The AEPD held that medical histories are special categories of data under Article 9, the processing of which entails a number of risks that must be identified and addressed properly with adequate security measures to safeguarding the integrity and confidentiality of this data. These risks must be taken into account by the data controller who must establish the necessary technical and organizational measures to prevent the loss of control of the data by the person responsible for the treatment and, therefore, by the holders of the data that provided them.

However, in its investigation the AEPD did not find evidence that the mandatory risk analysis and the recommended impact assessment had been carried out by the SES. Moreover, the AEPD pointed that the SES had failed to put in place a process of verification, evaluation and continuous assessment of the effectiveness of the technical and organizational measures to guarantee the security of the processing. As a result, the AEPD held that technical and organizational measures implemented in the IT system were deficient and in breach of Article 32(1)(b) and (2), for what it warned the controller.

Comment

Share your comments here!

Further Resources

Share blogs or news articles here!

English Machine Translation of the Decision

The decision below is a machine translation of the Spanish original. Please refer to the Spanish original for more details.

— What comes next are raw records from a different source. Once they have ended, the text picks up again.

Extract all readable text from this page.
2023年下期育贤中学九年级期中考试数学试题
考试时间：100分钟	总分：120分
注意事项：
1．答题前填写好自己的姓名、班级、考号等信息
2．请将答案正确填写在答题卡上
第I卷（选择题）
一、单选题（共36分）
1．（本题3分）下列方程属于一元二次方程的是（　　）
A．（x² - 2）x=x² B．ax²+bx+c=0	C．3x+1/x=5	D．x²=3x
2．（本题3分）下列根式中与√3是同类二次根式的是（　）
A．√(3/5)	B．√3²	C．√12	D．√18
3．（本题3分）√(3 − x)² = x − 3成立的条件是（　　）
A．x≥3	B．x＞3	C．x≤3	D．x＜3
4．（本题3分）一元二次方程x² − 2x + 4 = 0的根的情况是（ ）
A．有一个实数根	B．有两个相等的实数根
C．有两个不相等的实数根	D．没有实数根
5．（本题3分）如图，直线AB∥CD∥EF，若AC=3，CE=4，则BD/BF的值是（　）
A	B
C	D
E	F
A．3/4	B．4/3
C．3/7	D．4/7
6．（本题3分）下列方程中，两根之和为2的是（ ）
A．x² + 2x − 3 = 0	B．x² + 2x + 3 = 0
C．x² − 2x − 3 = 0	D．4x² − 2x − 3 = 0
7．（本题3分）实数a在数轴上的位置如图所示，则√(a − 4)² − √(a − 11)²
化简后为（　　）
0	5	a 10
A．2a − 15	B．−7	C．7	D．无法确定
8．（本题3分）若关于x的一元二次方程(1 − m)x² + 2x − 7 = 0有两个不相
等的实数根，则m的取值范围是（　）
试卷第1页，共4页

                                                                                1/14








     Procedure No.: PS / 00250/2021

                RESOLUTION OF SANCTIONING PROCEDURE


Of the procedure instructed by the Spanish Agency for Data Protection and based on
to the following

                                  BACKGROUND


FIRST: The inspection actions are initiated by the receipt of a written statement of
claim of A.A.A. (hereinafter, the claimant), in which they state that they have
produced improper access to his medical history by a worker of the
Extremadura Health Service (hereinafter SES), with professional category of
nurse. The accesses are made without the authorization of the claimant and without mediation

a relationship that justifies it.

The claimant adds that improper accesses are perfectly identified in
the Certificate of access to the clinical history, issued on 08/14/2020 by the Management of the
Badajoz Health Area of the Extremadura Health Service (SES) in response to the

Official letter issued by the Court of Instruction No. 2 of Badajoz, in which there are 5
accesses produced between 02/10/2007 to 15/07/2019. Indicates that more accesses are missing
undue, which are pending obtaining by the Court.

Relevant documentation provided by the claimant:


- Certificates issued by the Court of Instruction No. 2 of Badajoz admitting for processing
Complaint for revealing secrets and agreeing to take evidence.

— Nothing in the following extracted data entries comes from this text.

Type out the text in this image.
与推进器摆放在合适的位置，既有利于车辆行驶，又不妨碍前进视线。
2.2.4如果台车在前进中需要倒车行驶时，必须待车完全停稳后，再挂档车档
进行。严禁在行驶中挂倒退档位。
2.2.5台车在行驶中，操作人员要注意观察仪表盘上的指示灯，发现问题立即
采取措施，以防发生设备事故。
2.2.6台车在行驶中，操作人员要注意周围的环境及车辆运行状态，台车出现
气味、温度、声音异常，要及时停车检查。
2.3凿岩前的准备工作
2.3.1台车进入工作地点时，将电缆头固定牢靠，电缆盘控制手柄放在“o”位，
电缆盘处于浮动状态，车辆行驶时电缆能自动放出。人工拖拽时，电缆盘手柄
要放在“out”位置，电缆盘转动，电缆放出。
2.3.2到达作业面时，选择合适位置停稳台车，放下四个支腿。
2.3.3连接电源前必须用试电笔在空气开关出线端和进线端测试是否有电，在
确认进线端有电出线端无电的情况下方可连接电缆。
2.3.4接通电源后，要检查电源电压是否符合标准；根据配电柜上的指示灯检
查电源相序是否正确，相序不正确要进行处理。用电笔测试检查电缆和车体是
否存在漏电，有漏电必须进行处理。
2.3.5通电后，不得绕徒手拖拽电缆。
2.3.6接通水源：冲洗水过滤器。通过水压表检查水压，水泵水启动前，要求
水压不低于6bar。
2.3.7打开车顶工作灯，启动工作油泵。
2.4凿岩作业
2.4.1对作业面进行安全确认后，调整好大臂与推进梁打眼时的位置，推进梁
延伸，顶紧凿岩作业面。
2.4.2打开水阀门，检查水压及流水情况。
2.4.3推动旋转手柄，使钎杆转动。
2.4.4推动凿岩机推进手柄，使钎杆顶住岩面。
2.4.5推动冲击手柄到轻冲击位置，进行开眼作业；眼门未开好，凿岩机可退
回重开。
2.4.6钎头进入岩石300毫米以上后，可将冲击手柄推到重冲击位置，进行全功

-Certificate of access to the clinical record in the information system of the
SES of the claimant dated 08/14/2020.


SECOND: In view of the notified facts and the documents provided by the
SES, the Subdirectorate General for Data Inspection proceeded to carry out
preliminary investigation actions to clarify the facts described
in the previous sections, by virtue of the powers of investigation granted to the

control authorities in article 57.1 of Regulation (EU) 2016/679 (Regulation
General Data Protection, hereinafter RGPD), and in accordance with the
established in Title VII, Chapter I, Second Section, of Organic Law 3/2018,
of December 5, Protection of Personal Data and guarantee of rights
digital (hereinafter LOPDGDD), having knowledge of the following

extremes:

 BACKGROUND

Date on which the claimed events took place: July 15, 2019


Claim entry date: October 13, 2020

Claimant: A.A.A. (the claimant)


C / Jorge Juan, 6 www.aepd.es
28001 - Madrid sedeagpd.gob.es 2/14








Claimed: EXTREME HEALTH SERVICE (SES)
INVESTIGATED ENTITIES


SERVICIO EXTREMEÑO DE SALUD, with NIF S0611001I, and with address at Avda.de
las Américas 2, 06800 Mérida, Badajoz.

RESULT OF RESEARCH ACTIONS

On 11/12/2020 the claim was transferred to the SES within the framework of the

reference actions E / 9118/2020. The transfer document was collected on the day
11/23/2020 according to your acknowledgment of receipt. After the term granted, on 02/10/2021
resolution is issued admitting the claim and urging the present actions of
inspection.


On 02/16/2021, information and documentation was requested on the events at the
SES, having received no response as of the date of this report. The
The request was collected on 02/22/2021, according to acknowledgment of receipt. Attached to
request made the document for the transfer of the claim issued
above, indicating that there is no answer to it.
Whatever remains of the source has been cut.